Processing involves running the ewes and their lambs through the handling system and pulling out the lambs. At Premier we dock tails and castrate the males. To dock and castrate we use a Ring Expander (also known as an elastrator) and O Rings. If a tail is particularly thick we may use two rings. After the rings are applied, we pour a Pine Tar and Triodine-7 mixture on the rings to prevent infection and to ward off flies. 

Ear tags were also applied and documented during processing. Ear tags allow us to immediately know sire data, age of the lamb and whether it was a single, twin or triplet. An ear tag can tell us all this by color, which ear it is placed in as well as the data included on the tag. We plan to track the weight and performance of our lambs to determine which sire produced the best lambs. After the tag is applied, we spray Catron IV onto both sides of the tag to keep the flies from bothering the wound. 

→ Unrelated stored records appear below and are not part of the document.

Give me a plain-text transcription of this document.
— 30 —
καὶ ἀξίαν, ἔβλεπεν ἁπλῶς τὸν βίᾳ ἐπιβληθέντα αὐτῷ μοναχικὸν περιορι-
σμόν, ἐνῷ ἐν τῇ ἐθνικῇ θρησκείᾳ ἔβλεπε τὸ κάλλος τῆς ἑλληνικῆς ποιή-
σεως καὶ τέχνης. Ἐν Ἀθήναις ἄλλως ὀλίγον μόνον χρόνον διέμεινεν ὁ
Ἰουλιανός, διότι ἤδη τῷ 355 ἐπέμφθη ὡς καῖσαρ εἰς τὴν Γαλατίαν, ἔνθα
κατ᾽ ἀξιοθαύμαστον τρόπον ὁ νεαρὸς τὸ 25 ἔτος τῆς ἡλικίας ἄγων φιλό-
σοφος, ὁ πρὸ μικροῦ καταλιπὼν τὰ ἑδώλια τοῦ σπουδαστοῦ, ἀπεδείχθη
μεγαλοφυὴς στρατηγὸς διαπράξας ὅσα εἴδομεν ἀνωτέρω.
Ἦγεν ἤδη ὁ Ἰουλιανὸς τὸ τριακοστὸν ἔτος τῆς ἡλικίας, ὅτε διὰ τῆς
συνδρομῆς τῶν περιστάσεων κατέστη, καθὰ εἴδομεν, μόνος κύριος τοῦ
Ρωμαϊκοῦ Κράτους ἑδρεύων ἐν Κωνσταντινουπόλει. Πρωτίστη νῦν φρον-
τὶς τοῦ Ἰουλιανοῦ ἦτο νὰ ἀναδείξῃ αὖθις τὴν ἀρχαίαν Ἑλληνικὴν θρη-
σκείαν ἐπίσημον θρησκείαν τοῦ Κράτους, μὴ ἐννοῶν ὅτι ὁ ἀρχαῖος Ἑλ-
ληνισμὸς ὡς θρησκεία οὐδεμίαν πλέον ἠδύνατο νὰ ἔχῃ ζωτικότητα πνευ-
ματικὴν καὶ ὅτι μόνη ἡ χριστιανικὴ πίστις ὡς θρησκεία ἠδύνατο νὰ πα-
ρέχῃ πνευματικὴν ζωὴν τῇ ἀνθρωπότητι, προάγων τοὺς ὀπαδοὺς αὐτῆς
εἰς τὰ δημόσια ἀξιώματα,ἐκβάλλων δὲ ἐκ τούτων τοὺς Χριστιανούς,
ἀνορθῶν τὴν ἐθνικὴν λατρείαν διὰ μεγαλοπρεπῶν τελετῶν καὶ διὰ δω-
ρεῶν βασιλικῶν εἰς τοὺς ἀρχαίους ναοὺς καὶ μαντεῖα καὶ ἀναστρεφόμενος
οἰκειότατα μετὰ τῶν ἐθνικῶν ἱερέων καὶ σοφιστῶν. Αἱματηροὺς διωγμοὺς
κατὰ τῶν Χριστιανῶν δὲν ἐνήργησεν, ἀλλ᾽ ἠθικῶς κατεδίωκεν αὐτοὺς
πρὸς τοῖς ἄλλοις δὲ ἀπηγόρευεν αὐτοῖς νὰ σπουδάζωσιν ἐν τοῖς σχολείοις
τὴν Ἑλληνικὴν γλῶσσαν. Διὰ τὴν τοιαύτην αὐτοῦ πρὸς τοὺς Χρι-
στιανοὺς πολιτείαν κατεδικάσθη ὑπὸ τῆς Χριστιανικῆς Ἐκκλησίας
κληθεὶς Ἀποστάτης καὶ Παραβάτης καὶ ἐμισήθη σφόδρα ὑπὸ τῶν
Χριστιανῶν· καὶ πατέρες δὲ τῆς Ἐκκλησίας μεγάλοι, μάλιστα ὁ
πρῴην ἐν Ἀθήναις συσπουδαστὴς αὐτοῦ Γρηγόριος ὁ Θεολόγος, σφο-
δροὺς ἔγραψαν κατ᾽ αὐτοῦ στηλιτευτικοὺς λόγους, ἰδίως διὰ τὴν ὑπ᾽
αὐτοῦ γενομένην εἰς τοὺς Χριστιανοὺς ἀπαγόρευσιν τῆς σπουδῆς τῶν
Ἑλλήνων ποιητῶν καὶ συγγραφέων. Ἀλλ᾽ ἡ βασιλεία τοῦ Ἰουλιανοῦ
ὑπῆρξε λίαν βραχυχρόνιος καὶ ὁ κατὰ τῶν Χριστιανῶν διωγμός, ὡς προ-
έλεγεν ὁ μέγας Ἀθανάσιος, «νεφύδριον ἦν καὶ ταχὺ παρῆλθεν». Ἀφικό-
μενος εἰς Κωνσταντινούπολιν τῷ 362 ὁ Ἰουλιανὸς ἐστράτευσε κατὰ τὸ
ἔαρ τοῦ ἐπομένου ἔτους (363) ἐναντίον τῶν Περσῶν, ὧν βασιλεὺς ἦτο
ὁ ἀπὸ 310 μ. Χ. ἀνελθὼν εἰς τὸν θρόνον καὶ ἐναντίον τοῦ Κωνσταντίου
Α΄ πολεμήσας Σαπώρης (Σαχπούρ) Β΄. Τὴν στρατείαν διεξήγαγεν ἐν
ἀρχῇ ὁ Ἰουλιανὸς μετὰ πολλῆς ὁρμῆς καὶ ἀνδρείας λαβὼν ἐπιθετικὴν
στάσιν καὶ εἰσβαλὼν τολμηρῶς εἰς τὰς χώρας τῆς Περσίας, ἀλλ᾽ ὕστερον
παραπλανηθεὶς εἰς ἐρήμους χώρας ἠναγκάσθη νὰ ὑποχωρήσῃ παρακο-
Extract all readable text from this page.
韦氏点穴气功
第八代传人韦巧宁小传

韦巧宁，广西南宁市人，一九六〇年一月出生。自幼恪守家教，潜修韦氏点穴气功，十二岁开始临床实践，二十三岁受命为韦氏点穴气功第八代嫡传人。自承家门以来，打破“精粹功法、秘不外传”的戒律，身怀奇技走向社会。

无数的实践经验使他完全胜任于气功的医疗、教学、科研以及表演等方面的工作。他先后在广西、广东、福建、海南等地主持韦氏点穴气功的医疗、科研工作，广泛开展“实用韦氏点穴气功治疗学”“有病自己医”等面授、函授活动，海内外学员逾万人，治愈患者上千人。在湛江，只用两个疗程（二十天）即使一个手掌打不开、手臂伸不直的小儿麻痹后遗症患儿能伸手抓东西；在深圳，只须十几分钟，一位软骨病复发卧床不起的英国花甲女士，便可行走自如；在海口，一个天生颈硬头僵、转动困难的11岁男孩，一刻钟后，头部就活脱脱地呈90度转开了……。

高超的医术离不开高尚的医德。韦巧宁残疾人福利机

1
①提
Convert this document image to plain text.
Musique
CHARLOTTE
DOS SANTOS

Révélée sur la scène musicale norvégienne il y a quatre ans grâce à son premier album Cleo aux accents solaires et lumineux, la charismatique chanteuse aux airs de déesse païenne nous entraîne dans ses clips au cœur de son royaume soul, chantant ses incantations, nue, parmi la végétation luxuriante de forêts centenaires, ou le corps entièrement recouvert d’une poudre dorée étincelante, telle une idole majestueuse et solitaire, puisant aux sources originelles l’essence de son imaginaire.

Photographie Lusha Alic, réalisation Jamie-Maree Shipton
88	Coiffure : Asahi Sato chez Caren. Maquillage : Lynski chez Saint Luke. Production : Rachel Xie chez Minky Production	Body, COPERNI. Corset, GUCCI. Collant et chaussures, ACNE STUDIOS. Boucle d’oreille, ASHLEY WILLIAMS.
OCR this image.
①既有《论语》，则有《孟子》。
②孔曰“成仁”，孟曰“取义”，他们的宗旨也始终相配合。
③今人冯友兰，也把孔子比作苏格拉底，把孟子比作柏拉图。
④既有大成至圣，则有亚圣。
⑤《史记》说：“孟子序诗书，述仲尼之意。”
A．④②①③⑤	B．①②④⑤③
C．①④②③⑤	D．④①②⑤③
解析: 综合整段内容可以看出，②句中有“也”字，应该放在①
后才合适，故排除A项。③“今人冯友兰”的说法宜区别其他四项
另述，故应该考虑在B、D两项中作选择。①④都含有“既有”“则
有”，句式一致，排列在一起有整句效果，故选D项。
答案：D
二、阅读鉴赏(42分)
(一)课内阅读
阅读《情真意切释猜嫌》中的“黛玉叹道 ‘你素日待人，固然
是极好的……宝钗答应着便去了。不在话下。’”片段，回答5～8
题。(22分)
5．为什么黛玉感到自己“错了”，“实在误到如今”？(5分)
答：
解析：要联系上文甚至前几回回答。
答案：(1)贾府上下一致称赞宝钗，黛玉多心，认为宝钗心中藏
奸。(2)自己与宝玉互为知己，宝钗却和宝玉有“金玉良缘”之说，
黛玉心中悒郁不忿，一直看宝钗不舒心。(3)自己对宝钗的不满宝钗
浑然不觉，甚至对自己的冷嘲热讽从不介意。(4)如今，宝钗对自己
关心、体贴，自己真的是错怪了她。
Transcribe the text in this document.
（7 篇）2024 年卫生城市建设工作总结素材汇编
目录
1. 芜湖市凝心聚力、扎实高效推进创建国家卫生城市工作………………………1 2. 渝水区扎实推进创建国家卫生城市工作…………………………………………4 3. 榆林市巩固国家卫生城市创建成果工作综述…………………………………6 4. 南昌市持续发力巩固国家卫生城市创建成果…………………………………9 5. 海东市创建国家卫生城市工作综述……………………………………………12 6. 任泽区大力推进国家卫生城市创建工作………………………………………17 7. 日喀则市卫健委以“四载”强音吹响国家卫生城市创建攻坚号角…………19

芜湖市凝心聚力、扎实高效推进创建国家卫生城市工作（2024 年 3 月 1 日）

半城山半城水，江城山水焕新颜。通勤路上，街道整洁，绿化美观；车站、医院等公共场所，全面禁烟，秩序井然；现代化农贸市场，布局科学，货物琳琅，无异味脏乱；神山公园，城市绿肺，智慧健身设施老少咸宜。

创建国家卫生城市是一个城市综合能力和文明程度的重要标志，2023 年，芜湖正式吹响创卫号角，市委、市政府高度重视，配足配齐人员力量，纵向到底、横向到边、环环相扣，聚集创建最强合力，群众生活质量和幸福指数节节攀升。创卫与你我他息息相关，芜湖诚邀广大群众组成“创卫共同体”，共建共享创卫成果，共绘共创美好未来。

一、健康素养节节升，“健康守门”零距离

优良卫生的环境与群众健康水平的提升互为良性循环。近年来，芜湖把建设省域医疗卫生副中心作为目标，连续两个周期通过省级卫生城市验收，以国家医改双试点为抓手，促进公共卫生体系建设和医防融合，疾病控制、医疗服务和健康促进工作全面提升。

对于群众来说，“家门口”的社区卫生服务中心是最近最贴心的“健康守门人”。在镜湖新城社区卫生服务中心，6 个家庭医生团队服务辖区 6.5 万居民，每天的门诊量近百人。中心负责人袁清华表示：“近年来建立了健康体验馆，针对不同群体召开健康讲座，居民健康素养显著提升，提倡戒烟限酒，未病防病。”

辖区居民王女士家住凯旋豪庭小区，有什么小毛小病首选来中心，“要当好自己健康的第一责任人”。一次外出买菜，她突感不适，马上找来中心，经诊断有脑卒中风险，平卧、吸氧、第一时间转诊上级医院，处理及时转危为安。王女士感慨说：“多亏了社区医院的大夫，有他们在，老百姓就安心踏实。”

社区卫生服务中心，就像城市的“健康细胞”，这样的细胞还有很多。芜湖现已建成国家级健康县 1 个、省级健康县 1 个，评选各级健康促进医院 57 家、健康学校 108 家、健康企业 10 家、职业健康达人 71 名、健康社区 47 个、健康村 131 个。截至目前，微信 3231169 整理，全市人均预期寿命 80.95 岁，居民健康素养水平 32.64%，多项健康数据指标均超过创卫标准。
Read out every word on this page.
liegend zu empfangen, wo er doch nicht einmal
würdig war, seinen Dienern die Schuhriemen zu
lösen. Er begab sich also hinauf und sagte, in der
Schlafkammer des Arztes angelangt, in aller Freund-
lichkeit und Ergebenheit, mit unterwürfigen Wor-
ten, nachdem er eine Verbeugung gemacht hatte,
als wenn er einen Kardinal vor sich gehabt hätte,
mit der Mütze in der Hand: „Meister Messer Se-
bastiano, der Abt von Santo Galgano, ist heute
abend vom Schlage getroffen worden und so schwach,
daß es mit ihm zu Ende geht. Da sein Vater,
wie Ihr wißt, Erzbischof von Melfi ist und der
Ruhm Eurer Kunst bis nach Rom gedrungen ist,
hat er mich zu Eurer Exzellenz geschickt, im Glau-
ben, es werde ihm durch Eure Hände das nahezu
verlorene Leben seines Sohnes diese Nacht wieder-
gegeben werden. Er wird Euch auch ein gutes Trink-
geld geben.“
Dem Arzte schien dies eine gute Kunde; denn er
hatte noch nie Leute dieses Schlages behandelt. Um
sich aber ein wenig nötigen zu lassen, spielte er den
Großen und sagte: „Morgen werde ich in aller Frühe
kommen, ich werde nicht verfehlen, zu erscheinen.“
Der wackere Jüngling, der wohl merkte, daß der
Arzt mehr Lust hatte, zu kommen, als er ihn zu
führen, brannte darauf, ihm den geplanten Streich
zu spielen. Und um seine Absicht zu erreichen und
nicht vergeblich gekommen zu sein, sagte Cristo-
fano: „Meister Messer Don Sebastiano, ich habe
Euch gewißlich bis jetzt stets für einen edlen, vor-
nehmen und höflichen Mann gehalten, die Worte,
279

For instructional videos on tagging, docking and castrating, visit the video section of our website

There were four of us involved in processing lambs. It seemed to be the right amount. Each person had a specific job:
Carl: Castrate lambs, apply pine tar and spray with sprayline if needed. 
Mike: Dock tails and apply pine tar. If a twin born ewe, notch the ear. 
Joe: Tag and document the ear tag. Spray Catron IV on the ear. 
Adrian: Catch and hand off the lamb. 

We were able to do about a lamb per minute (112 lambs in 2 hours). This also included bringing the sheep in from the field, setting up the handling system and running the flock back through the handling system.